Psychiatrist Bruce Parry, in his interview, tells, "In the US alone, every year there are at least half a million cases of children found to have suffered from severe trauma or neglect. So at any time there are going to be between 8 to 10 million children with profound trauma or neglect-related dysfunction. ... If you look at a society that's badly affected by famine or war, then those numbers climb still higher", ('Nobody's children', interview by Liz Else, New Scientist, 10 February 2007, p 42)." He is a co-author of 'The Boy Who Was Raised As a Dog'. (see )

These examples relate only to children. What might be the situation of women, adult and the aged in the western societies? We only look the glamorous part and the affluence of the West. But the point is any person who has alert senses and observation would notice the changes that are taking place, or would honestly admit that s/he is not capable of looking after a child; perhaps animals would take better care of them: Parry fails to mention this in his interview.

There is no alternative

There is no alternative to the universal holistic education. It is organic and natural, and living beings, from bacteria (our ancestor in the distant past) to humans, have the learning ability bestowed by Nature. When a government has no ability to listen to the people, any democratic society must take its own charge, and restore their autonomy to educate themselves. In the present global circumstances, in the fast changing environment, which is forced by a few powerful, the people must accelerate their learning by their natural gift. That is, they must know, like the cells in their bloodstream, their enemy, and fight.

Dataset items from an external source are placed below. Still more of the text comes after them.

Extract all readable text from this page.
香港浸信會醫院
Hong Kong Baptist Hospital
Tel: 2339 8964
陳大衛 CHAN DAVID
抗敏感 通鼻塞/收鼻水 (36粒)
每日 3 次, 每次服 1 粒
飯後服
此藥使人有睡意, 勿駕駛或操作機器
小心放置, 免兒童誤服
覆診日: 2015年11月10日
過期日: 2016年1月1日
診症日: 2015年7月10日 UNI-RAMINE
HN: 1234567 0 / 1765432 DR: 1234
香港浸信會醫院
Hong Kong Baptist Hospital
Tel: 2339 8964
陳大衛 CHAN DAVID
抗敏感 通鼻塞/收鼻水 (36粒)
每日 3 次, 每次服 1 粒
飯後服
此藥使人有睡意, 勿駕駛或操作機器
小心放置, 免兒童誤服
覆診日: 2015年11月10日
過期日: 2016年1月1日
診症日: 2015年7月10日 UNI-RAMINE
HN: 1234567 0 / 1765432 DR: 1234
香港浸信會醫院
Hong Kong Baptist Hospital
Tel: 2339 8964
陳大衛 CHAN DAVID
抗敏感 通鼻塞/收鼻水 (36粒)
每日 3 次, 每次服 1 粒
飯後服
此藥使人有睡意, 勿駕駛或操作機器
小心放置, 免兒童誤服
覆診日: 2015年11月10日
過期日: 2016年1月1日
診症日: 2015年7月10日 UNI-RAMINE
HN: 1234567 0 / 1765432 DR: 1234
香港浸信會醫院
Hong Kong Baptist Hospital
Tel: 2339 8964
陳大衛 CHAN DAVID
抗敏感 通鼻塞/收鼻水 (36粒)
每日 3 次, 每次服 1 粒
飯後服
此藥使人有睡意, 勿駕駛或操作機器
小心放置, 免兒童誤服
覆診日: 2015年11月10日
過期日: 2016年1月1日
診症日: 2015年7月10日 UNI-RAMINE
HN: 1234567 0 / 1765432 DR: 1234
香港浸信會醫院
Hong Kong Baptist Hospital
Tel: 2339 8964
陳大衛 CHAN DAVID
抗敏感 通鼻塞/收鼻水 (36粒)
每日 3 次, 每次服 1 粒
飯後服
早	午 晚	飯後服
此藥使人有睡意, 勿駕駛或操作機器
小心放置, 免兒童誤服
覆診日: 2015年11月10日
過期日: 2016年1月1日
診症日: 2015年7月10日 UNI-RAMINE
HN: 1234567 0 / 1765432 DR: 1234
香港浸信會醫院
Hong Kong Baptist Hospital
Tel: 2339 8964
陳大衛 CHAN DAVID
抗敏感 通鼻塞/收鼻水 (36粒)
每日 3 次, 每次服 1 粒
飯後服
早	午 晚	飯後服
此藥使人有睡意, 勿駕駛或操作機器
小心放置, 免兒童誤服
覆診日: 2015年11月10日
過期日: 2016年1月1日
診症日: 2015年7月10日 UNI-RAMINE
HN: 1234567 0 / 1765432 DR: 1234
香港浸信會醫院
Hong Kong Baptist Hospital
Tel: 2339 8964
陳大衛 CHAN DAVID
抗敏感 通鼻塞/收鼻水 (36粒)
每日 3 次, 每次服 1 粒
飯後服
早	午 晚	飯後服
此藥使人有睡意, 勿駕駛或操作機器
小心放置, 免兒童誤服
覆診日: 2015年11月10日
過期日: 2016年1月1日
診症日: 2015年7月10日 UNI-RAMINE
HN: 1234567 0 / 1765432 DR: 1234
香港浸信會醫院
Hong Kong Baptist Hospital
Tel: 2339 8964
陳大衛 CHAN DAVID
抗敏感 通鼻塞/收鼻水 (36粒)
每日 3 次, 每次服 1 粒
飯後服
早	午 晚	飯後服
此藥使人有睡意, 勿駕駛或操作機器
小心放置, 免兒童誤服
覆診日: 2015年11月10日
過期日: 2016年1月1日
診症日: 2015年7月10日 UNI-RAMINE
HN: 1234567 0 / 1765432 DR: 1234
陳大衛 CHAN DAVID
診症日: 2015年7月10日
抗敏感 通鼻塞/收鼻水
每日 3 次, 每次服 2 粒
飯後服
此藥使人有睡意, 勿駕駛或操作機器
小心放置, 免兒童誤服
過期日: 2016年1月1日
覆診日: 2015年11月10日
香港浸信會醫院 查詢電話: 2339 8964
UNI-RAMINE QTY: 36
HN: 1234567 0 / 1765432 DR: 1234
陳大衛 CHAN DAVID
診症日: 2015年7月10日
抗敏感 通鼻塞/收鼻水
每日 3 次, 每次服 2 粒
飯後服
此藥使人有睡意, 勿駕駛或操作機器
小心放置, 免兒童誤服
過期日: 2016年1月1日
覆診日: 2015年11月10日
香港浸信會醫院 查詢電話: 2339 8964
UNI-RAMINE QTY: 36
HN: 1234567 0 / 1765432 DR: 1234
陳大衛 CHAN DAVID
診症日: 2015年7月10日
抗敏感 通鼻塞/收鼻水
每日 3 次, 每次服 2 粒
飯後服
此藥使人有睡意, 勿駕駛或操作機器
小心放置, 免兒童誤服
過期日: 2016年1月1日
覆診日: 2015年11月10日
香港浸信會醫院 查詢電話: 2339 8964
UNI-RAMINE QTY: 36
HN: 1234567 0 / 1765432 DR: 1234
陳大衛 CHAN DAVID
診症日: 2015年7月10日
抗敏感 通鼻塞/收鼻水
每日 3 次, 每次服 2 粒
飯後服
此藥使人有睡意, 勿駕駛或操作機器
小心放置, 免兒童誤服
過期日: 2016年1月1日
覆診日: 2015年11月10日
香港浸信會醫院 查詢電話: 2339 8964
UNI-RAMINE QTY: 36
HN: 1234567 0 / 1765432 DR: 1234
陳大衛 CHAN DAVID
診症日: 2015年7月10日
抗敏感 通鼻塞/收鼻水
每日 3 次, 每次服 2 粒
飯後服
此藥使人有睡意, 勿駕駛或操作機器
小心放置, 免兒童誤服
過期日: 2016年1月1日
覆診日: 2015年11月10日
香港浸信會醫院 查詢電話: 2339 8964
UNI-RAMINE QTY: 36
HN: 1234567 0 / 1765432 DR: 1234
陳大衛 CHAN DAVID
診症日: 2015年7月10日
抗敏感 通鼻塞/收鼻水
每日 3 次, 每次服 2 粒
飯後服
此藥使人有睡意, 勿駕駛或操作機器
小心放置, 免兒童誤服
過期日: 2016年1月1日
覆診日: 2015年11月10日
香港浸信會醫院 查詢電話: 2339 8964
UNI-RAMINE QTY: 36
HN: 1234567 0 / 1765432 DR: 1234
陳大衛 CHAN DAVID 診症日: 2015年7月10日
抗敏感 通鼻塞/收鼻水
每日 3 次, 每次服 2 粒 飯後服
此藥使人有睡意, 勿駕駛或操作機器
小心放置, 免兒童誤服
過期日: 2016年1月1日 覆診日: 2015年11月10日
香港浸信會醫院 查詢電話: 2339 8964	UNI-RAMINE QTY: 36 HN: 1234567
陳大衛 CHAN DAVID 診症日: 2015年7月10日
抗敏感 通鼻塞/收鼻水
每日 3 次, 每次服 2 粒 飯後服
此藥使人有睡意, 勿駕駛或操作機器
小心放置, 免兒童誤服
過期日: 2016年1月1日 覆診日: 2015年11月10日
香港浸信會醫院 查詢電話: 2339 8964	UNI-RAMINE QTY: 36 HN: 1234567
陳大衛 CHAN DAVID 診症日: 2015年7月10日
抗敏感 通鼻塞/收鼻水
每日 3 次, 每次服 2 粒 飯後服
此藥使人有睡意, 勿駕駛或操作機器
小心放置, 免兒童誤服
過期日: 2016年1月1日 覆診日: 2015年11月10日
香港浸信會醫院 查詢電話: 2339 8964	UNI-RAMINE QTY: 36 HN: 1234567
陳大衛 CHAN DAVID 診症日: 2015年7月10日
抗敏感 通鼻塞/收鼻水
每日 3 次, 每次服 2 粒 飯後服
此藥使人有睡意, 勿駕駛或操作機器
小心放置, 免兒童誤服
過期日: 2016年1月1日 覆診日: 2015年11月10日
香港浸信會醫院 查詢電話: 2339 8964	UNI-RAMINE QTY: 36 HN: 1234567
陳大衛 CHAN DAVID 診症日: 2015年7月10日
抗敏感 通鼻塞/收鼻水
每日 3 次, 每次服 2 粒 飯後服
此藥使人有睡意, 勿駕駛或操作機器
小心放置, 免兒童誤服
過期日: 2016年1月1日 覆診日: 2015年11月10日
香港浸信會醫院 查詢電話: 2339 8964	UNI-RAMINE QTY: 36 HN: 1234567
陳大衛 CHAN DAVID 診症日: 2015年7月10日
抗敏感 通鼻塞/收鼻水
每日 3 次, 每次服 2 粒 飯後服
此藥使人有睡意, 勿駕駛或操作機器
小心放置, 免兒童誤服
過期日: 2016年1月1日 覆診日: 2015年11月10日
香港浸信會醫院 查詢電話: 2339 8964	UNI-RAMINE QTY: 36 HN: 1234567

Any democratic government must recognise the people's education - knowledge and skills - in all the aspects of Education, Work, Leisure and Health. It must not victimise or suppress them by forcing alien systems upon them by taking them for granted. The people also should be spared from religious, racial, caste-ridden, linguistic, provincial fanaticism and fundamentalism, which is invented by the so-called higher-ups for their vested interest for the power. Last but not the least the hordes of activists, who are also the product of the industrialised mass education, should take some pain to learn from the people, and also change themselves. And avoid pushing them into the scramble on the ladder.

There are answers to all human follies. But there must be will to correct by drastic action: the gangrene growing on the society must be severed before it corrupts the entire body.First: recognise the people's education by legislative and legal action, not by lip-service, not by capitalising it, not by authority. The author of this article is not an authority, the people are.This must be coupled by the collective action to protect, preserve, restore, revitalise, renovate, and enhance the existing universal holistic system by legal and financial support.

After gaining the political independence, the people naively believed it is "our government", only to be disillusioned by the feudal mentality of its legislative and executive bodies, decade after decade. The political implications are clear: now face the hung parliaments and assemblies one after another, riots and terrorist acts, deaths by starvation and suicides, piracy in almost every field... the evil seeds of civil war are being sown by vested interests - the enemy within.